A banda optou pelo Mambembe para fazer o lançamento do disco, depois que Luana Caiube, atual proprietária do espaço, gravou percussão na faixa "Sombra de Coqueiro". "A gente se conhece bem, tem uma relação muito boa. E o espaço lá é muito bonito pra gravar o show", situa Samuel Torquato.

O Forria deve lançar, depois de editar, uma série de vídeos no You Tube, com o registro do lançamento ao vivo. Além desse material, a banda tem gravado um videoclipe da canção "Desenredo", quinta faixa do álbum, com direção do cineasta Leandro Bezerra.

Referências

Questionado sobre quais seriam as referências da banda para criar e compor, o guitarrista Samuel Torquato sinaliza que o grupo se identifica mais com os gêneros do universo por onde transita (afrobeat, maracatu, ritmos nordestinos como o xote, xaxado, baião), do que com outras bandas especificamente.

Como o grupo é extenso - e reúne oito músicos na formação - ele observa que não é fácil achar um "lugar comum" nesse sentido. Embora eles tenham "um gosto em comum, e o público perceba sim algumas referências, mas normalmente (o processo de criação) é bem aberto. A gente valoriza muito a cultura afrodescendente e a nordestina, mas também bebe do rock, do jazz, do blues", sinaliza o músico.

Todos os integrantes do Forria já tinham a experiência de tocar em outras bandas antes de formar o octeto. No entanto, Samuel Torquato pontua que somente o baterista Lucas Rangel e o percussionista Seu Divino tinham lidado com uma sonoridade mais "regional" em grupos.

"Na prática, o Lucas Rangel participou do (grupo) Maracatu Solar.
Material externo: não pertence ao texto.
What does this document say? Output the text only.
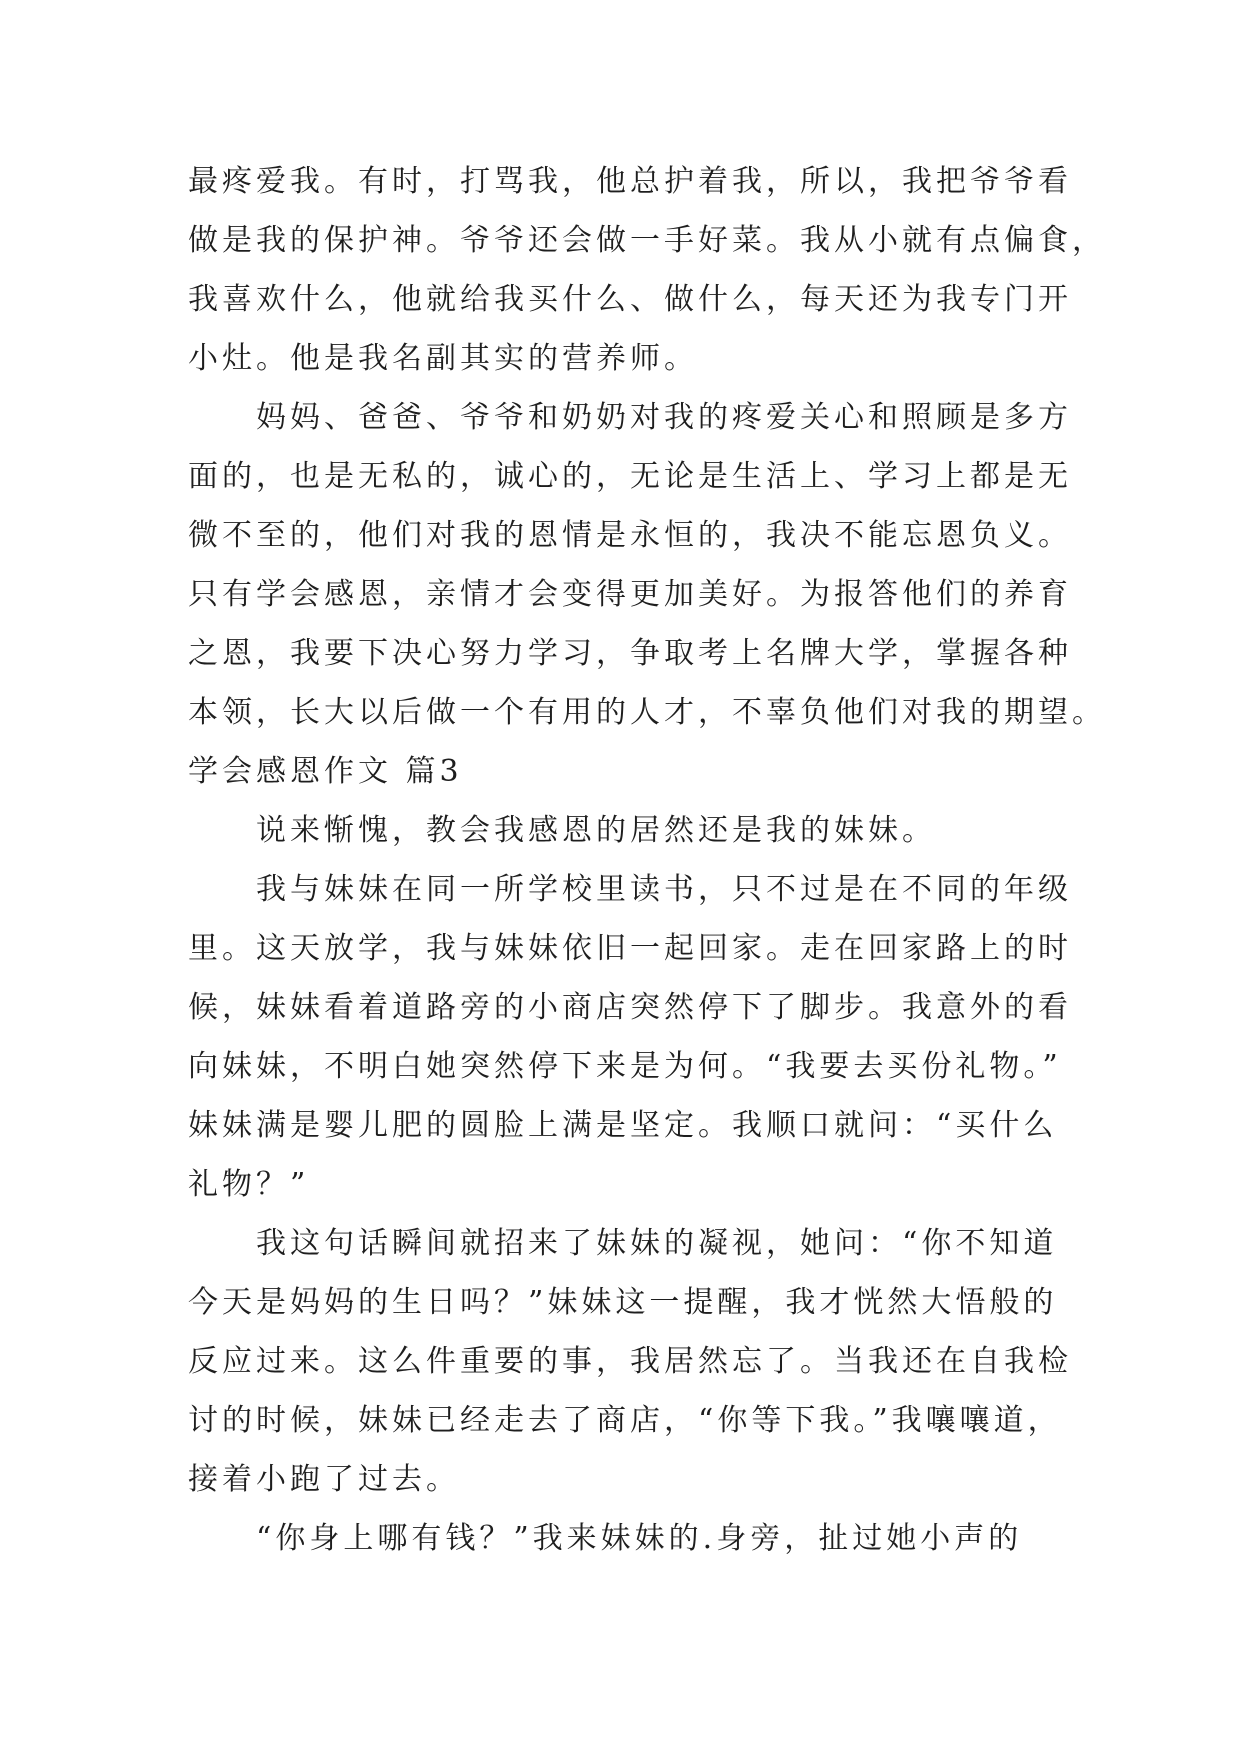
最疼爱我。有时，打骂我，他总护着我，所以，我把爷爷看
做是我的保护神。爷爷还会做一手好菜。我从小就有点偏食，
我喜欢什么，他就给我买什么、做什么，每天还为我专门开
小灶。他是我名副其实的营养师。
妈妈、爸爸、爷爷和奶奶对我的疼爱关心和照顾是多方
面的，也是无私的，诚心的，无论是生活上、学习上都是无
微不至的，他们对我的恩情是永恒的，我决不能忘恩负义。
只有学会感恩，亲情才会变得更加美好。为报答他们的养育
之恩，我要下决心努力学习，争取考上名牌大学，掌握各种
本领，长大以后做一个有用的人才，不辜负他们对我的期望。
学会感恩作文 篇3
说来惭愧，教会我感恩的居然还是我的妹妹。
我与妹妹在同一所学校里读书，只不过是在不同的年级
里。这天放学，我与妹妹依旧一起回家。走在回家路上的时
候，妹妹看着道路旁的小商店突然停下了脚步。我意外的看
向妹妹，不明白她突然停下来是为何。“我要去买份礼物。”
妹妹满是婴儿肥的圆脸上满是坚定。我顺口就问：“买什么
礼物？”
我这句话瞬间就招来了妹妹的凝视，她问：“你不知道
今天是妈妈的生日吗？”妹妹这一提醒，我才恍然大悟般的
反应过来。这么件重要的事，我居然忘了。当我还在自我检
讨的时候，妹妹已经走去了商店，“你等下我。”我嚷嚷道，
接着小跑了过去。
“你身上哪有钱？”我来妹妹的.身旁，扯过她小声的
E o Divino tocava na Baque Lírico, que tinha um pouco dessa onda também", observa o guitarrista.

Cenário regional

Indagado sobre como percebe o cenário da música no Ceará, em relação às bandas do mesmo perfil, Samuel vê um "momento muito produtivo" dos artistas, embora falte visibilidade. "Vejo nomes como o Juruviara, que é nosso amigo, o Daniel Medina, com uma referência mais implícita dessas influências (regionais). A Ilya também. Realmente acho que (a cena) está acontecendo, tendo lançamentos, produtos audiovisuais. O que falta é mais publicidade desse conteúdo", avalia o guitarrista.
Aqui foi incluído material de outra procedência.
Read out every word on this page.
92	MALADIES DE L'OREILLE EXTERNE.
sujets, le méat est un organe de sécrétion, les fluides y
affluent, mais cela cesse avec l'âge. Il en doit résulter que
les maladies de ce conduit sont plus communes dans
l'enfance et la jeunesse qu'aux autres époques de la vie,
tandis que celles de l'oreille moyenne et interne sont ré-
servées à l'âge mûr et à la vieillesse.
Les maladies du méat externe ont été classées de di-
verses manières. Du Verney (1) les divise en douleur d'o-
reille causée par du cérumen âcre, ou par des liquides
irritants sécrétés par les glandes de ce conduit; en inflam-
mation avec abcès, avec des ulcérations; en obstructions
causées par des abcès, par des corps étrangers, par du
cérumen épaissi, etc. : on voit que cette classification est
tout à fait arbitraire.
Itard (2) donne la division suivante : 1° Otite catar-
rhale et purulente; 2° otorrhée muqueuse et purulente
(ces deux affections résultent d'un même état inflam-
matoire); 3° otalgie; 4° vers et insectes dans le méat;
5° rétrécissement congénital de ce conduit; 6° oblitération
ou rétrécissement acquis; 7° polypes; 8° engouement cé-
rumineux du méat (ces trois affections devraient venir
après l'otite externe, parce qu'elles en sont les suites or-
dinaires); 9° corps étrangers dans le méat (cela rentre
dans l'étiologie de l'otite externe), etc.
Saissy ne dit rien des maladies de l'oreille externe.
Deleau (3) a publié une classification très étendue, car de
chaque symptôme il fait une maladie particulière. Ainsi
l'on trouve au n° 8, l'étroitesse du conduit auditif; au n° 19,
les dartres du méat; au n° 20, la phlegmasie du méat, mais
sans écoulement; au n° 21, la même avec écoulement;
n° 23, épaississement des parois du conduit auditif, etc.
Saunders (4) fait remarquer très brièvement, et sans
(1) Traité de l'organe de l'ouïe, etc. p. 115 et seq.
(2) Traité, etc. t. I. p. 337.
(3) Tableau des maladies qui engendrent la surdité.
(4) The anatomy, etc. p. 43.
Diante do cenário político e de tensão social, local e nacional, em que os artistas também estão inseridos, Torquato vislumbra que o papel dos músicos não se resume a travar "resistências". Ele encara o fazer artístico, nesse contexto, como uma proposição de novas ideias, para superar o conservadorismo e a violência.

"Mais que um ato de resistência, porque resistência é uma (atitude) 'defensiva'. Mas é sair desse campo e apresentar, propor ideias. Acho que esse contexto impõe muita dificuldade pra gente, até por questão de verba, poucos recursos pra cultura, mas vale pensar alternativas, e não só 'resistir'", reflete o músico.